A revelatory new volume on the American modernist's lesser-known works on paper, reuniting many serial works for the first time
Recalling a charcoal she made in 1916, Georgia O'Keeffe later wrote, "I have made this drawing several times--never remembering that I had made it before--and not knowing where the idea came from." These drawings, and the majority of O'Keeffe's works in charcoal, watercolor, pastel and graphite, belong to series in which she develops and transforms motifs that lie between observation and abstraction. In the formative years of 1915 to 1918, she made as many works on paper as she would in the next 40 years, producing sequences in watercolor of abstract lines, organic landscapes and nudes, along with charcoal drawings she would group according to the designation "specials." While her practice turned increasingly toward canvas in subsequent decades, important series on paper reappeared--including charcoal flowers of the 1930s, portraits of the 1940s and aerial views of the 1950s.
Published in conjunction with an exhibition at the Museum of Modern Art, New York, this richly illustrated volume highlights the drawings of an artist better known as a painter, and reunites individual sheets with their contextual series to illuminate O'Keeffe's persistently sequential practice.

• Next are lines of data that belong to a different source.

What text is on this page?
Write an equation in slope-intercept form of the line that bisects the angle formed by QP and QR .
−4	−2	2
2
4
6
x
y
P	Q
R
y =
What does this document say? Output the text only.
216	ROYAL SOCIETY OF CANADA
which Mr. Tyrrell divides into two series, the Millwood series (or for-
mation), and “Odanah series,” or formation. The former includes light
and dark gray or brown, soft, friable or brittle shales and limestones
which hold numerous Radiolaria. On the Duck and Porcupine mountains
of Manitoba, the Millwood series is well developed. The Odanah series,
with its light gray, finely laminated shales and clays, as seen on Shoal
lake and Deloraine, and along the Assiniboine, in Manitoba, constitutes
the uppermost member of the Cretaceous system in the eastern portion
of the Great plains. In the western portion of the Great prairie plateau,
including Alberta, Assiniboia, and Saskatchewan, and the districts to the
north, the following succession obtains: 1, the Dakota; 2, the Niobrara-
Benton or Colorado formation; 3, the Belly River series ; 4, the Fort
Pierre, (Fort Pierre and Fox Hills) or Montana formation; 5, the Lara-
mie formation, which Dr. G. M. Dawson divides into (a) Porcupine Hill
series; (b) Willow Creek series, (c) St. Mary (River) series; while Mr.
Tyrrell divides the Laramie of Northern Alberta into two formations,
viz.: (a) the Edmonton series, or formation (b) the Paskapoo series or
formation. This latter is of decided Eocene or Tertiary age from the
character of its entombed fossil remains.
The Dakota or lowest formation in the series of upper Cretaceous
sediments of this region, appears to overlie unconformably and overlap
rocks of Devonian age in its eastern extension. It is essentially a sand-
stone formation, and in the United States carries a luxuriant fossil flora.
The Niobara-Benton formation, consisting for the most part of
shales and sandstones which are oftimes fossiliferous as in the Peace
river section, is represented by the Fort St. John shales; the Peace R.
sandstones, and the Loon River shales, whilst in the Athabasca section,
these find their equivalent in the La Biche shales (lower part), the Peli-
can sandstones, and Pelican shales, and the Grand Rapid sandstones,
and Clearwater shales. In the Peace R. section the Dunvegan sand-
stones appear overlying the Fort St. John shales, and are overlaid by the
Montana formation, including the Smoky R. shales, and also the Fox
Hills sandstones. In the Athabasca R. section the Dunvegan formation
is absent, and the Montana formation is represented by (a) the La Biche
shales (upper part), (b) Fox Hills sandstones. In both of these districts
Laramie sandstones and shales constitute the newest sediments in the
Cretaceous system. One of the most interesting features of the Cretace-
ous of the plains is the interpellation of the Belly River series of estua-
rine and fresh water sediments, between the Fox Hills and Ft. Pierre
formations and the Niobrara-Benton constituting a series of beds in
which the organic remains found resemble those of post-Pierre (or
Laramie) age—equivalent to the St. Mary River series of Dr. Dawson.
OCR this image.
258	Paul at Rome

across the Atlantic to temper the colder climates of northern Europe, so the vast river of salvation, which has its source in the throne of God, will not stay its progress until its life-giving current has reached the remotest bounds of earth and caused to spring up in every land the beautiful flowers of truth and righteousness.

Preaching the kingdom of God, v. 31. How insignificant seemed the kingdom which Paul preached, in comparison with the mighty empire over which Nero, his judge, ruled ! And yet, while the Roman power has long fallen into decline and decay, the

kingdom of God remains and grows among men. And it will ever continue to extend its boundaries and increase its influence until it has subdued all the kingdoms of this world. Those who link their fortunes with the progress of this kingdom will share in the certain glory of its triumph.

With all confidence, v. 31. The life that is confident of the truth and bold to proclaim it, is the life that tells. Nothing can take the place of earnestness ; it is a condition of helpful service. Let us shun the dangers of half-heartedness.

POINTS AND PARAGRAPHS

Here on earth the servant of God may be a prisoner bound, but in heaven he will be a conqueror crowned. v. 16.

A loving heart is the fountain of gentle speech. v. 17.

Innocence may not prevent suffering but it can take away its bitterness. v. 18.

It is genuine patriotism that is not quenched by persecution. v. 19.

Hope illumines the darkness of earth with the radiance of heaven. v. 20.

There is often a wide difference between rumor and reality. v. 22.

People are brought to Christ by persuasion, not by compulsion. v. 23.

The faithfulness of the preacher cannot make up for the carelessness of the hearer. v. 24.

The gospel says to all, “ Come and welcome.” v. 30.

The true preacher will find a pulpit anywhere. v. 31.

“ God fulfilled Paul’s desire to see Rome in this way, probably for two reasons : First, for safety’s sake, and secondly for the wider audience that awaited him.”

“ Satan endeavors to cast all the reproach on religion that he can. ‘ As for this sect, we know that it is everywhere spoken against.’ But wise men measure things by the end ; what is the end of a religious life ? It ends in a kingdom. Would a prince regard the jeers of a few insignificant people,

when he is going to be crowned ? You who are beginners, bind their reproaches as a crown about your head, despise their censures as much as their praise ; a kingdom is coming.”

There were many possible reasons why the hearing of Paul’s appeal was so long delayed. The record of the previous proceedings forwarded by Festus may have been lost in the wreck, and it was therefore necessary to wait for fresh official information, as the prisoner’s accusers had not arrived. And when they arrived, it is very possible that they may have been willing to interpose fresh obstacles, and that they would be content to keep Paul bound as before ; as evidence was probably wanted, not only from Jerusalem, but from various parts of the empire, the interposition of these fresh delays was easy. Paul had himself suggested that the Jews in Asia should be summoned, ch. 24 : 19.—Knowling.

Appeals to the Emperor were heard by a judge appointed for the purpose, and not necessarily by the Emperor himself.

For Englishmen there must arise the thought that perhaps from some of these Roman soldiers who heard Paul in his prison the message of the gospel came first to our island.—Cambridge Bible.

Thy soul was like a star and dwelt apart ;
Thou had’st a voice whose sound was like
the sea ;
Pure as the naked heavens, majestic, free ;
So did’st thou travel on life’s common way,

Born in Sun Prairie, Wisconsin, Georgia O'Keeffe (1887-1986) first received critical attention when her breakthrough charcoal drawings were exhibited in New York in 1916. Two years later, she moved to the city to work full time on her art. Beginning in 1929, O'Keeffe spent summers in New Mexico, where she would relocate in 1949. The most famous female artist of her age, she thought of herself not as "the best woman painter" but as "one of the best painters."